The overarching questions that motivate this workshop are:
- To what extent do stylistic variations indirectly impact downstream applications which were historically treated as stylistically uniform?
- To what extent is it desirable to exploit individual variations to reduce demographic disparity, promote user-level models and personalize NLP applications?
- To what extent recent advances in related areas including representation learning, domain adaptation and transfer learning can leverage individual variations, understand user intentions, customize NLP models, and deliver interpretable outputs for users’ specific needs?
- How to better evaluate user-centric models to shed insight on user-level disparities and the impact of personalized models?
- How to better achieve privacy-preserving user centric NLP models when it comes to a wide range of personalization and user level tasks?
- How much user data is sufficient for system performance?

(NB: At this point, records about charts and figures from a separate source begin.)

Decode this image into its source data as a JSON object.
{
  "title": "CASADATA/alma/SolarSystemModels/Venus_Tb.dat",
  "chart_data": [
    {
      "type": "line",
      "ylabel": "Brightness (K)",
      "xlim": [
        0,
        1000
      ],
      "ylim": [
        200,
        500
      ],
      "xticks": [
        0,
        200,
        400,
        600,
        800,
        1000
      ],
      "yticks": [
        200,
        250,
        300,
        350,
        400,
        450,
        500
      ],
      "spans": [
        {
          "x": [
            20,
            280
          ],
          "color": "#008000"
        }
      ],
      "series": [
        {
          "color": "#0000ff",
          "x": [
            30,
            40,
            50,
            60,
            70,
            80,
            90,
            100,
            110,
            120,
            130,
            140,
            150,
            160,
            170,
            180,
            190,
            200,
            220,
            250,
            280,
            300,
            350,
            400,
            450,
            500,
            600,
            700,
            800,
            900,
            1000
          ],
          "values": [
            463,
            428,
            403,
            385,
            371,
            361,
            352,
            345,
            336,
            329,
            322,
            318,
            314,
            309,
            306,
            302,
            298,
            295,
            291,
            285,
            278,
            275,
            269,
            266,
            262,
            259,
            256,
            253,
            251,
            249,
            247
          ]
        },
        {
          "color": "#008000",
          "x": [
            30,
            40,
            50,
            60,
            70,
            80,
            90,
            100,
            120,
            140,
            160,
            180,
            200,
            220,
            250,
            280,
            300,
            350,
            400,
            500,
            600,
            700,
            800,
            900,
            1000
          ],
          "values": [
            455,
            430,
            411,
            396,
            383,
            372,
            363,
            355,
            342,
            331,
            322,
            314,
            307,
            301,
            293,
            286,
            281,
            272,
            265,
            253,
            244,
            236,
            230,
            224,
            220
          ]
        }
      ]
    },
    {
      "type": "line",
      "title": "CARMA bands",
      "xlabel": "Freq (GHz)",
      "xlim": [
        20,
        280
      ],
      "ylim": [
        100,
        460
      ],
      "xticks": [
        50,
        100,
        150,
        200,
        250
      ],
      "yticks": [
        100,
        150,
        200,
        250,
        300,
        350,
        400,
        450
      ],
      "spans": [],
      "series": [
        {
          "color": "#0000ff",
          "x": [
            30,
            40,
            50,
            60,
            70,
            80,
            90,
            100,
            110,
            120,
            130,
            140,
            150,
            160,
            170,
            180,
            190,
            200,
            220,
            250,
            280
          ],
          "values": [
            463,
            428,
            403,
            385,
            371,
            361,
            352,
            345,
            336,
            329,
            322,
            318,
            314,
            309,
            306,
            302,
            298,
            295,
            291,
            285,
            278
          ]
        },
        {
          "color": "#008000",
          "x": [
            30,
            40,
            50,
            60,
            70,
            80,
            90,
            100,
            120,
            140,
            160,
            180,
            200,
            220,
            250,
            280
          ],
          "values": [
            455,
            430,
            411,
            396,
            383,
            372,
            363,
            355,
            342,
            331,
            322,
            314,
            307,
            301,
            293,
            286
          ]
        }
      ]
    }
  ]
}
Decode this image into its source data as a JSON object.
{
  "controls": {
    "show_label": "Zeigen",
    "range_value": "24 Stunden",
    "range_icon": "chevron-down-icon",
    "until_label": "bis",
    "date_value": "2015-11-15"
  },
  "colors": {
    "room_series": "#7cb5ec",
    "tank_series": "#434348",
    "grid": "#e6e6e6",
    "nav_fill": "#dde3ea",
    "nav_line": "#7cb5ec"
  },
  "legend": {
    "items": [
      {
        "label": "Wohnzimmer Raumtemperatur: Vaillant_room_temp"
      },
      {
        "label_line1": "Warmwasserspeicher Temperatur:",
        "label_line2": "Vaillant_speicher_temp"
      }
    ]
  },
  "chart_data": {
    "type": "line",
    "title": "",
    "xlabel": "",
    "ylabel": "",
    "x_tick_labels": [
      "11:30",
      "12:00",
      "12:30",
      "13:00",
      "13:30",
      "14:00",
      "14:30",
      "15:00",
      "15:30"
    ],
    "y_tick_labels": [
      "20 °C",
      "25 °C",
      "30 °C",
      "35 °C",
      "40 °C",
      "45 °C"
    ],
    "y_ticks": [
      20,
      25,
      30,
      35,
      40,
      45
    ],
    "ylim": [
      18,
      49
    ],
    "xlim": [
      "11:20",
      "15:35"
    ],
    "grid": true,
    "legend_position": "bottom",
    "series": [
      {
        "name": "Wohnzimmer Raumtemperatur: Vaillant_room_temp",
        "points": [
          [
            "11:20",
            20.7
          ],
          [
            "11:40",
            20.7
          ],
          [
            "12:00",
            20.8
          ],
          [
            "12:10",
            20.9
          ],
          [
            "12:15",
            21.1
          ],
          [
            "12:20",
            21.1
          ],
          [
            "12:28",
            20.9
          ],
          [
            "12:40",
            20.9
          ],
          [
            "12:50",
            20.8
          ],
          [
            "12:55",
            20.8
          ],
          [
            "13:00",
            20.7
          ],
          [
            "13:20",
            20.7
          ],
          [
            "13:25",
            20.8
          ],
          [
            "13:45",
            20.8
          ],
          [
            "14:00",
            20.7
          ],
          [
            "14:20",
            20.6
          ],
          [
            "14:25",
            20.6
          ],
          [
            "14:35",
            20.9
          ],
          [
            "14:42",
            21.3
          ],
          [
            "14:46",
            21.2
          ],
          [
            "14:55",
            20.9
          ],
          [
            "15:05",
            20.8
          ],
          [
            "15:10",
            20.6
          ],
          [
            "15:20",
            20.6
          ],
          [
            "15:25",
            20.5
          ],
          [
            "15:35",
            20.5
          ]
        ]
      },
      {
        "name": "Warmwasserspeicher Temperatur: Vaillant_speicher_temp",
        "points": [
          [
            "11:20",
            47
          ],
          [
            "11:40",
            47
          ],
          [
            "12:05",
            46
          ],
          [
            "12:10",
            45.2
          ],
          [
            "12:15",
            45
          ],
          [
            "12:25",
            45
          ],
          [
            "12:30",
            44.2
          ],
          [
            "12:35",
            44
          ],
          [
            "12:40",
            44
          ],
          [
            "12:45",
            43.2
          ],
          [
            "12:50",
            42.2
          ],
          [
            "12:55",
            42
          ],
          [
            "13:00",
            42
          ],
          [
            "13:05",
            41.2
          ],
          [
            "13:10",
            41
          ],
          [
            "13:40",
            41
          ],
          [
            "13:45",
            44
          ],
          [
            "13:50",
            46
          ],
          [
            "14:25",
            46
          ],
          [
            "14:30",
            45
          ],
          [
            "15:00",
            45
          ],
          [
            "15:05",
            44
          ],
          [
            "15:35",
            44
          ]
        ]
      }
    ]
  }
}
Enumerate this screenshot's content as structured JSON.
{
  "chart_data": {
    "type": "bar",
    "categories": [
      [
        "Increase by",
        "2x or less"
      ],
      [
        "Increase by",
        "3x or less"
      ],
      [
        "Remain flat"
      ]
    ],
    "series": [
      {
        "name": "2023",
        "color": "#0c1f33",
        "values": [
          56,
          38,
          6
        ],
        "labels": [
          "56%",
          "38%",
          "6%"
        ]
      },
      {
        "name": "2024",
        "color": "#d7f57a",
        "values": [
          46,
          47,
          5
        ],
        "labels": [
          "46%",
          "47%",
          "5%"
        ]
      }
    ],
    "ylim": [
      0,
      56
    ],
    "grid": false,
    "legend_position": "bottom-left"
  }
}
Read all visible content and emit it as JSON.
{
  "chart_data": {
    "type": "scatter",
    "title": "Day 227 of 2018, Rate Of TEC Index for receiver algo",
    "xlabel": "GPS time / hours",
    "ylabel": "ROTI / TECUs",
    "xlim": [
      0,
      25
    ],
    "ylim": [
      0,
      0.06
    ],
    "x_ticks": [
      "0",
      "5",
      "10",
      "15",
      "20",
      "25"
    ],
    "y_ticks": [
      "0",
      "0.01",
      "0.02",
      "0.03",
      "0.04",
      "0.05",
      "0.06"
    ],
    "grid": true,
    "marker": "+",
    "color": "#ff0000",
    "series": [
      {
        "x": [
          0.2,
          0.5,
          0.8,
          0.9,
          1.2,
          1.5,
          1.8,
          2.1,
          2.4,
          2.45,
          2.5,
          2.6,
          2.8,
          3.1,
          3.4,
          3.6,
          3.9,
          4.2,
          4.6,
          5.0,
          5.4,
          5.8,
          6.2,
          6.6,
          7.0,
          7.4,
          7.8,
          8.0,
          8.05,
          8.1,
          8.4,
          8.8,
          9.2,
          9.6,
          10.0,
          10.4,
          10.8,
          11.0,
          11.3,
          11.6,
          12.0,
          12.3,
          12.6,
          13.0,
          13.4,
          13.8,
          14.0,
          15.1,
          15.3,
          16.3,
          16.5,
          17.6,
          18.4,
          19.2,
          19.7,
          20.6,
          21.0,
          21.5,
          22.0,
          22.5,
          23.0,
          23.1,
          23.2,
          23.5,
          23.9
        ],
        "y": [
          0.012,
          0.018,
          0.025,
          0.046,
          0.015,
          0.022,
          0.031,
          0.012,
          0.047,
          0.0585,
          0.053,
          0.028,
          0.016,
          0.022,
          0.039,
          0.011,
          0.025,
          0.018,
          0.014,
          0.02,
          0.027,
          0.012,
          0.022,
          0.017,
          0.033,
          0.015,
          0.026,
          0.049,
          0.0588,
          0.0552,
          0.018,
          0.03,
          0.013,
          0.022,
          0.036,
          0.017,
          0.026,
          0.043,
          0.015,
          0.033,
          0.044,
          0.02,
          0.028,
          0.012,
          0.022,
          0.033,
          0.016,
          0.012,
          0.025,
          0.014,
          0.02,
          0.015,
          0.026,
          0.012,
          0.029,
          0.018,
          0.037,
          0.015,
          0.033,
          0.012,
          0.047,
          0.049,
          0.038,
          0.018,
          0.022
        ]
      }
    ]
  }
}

A non-exhaustive list of proposed topics and applications of interest follows. Suggested topics include:
- Effects of stylistic variation on downstream tasks
- User-level distributional vector models
- Personalization and user-aware natural language generation
- Fairness and ethics in user-level tasks
- User modeling and user behavior analysis
- Effective approaches to evaluate user-level models
- Interactive and personalized information retrieval
- Challenges in user privacy and private user-centered models
Potential applications include:
- User sociodemographic inference applications, together with their issues and risks
- Personalized text generation
- User modeling for health applications (e.g. mental health, preventive care)
- Identifying trustworthiness and deception of users
- Rhetoric and personalization (e.g. stylistic choices in political speeches, etc.)